Почав Японию с Токио, ты шалеешь от жизни, упакованной как для космического полета.
Это уже не Восток и не Запад, а искусственный спутник Земли, тупо торчащий посреди сырого неба, но когда в нем вспыхивают неоновые иероглифы, каллиграфия возвращает Японию на законное место. Птичий полет восточного письма заманивает чужеземца непонятным и многозначительным: в каждой рекламе чудится буддийская сутра.
Мне повезло - в Японии у меня были даже читатели. Старательные слависты щедро впускали меня в свою жизнь, хоть и не видели в ней ничего интересного. Я этого не думал. Особенно после того, как переводчица пригласила меня встретить Новый год с ее родителями.
Самый красивый вид из их удобного, как «Тойота», дома открывался из окна уборной. Гору, отделяющую Киото от Осаки, можно было увидеть только с унитаза, оснащенного искусственным интеллектом.
Из уважения мне отвели лучшую комнату, которой никто никогда не пользовался. Обстановка не обманула моих ожиданий: ее не было. По ночам, правда, на полу возникал тюфяк с одеялом, но в остальное время мне предлагалось смотреть в красный угол с таким же одиноким цветком. Я наугад окрестил его повиликой. Третьим в комнате был зачехленный предмет, который можно было бы принять за складную гильотину. Оказалось - кото, японские гусли. Надев серебряный коготь, хозяйка сыграла на нем старинную праздничную песню.
Музыка была прологом к новогоднему ужину. Я готовился к нему, как к баталии, зная по прошлому опыту, каких трудов стоит, с одной стороны, не ткнуться носом в тарелку, а с другой - не треснуться затылком, опрокидывая рюмку. Но в этом доме традиционно низенький столик скрывал милосердную яму. Старшие сидели на коленях, младшие - вытянув ноги. Говорят, что это новшество прибавило росту целому поколению. Поднявшись с колен, Восток стал неудержимо расти, что, собственно, и предсказывал Ленин.

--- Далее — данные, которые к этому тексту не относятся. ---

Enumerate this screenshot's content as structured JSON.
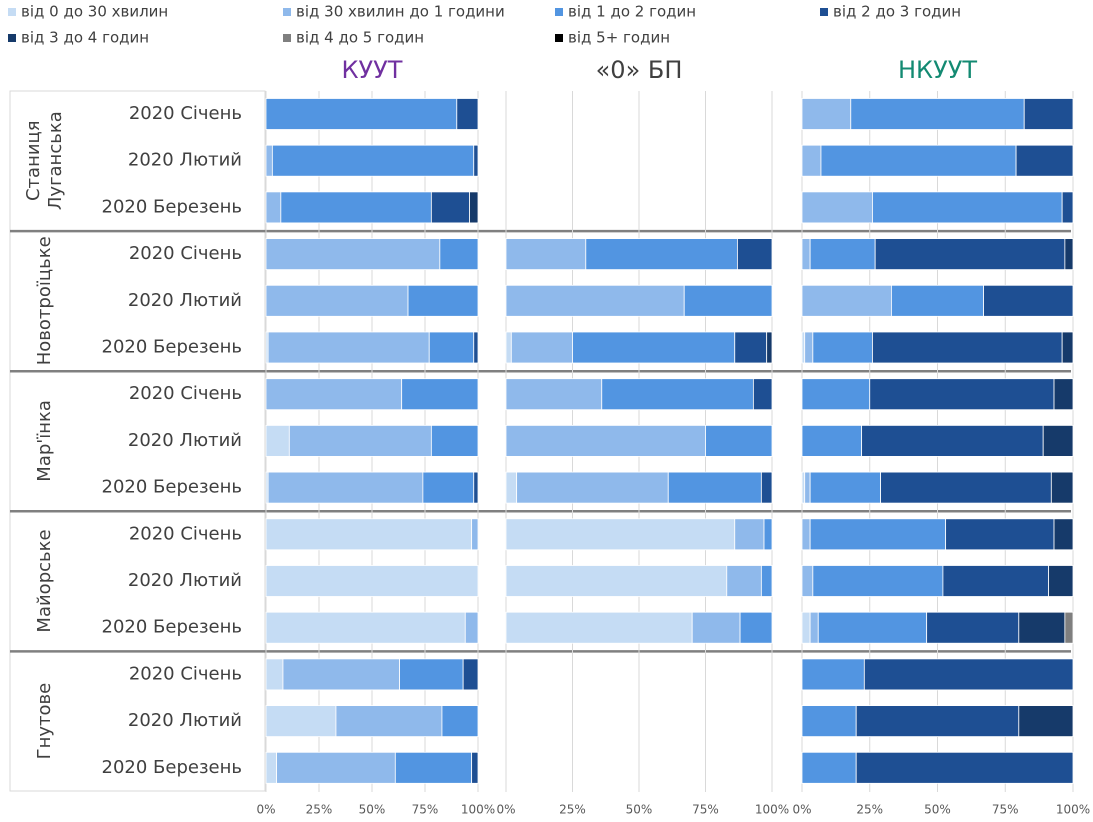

Главное место на столе отводилось неизбежным в новогодние праздники креветкам. Символика их головоломна. Дело в том, что изогнутый креветочный хвост напоминает японцам о согбенной старостью спине. Таким сложным образом вареная креветка означает пожелания долголетия.
Остальные новогодние яства я не берусь перечислить. Из знакомого был один белый хлеб, который - боюсь, что из уважения к заграничному гостю, - ели на десерт ножом и вилкой.
Как я и надеялся, речь за столом шла на экзотические темы.
- Кого вы больше любите - Шолохова или Горького? - спрашивала меня хозяйка, милая учительница, которая провела лучшие годы c товарищами по партии.
- Аллу Пугачеву, - выкрутился я и попал в точку. Все заулыбались и запели почти по-русски: «Мирион, мирион арых роз».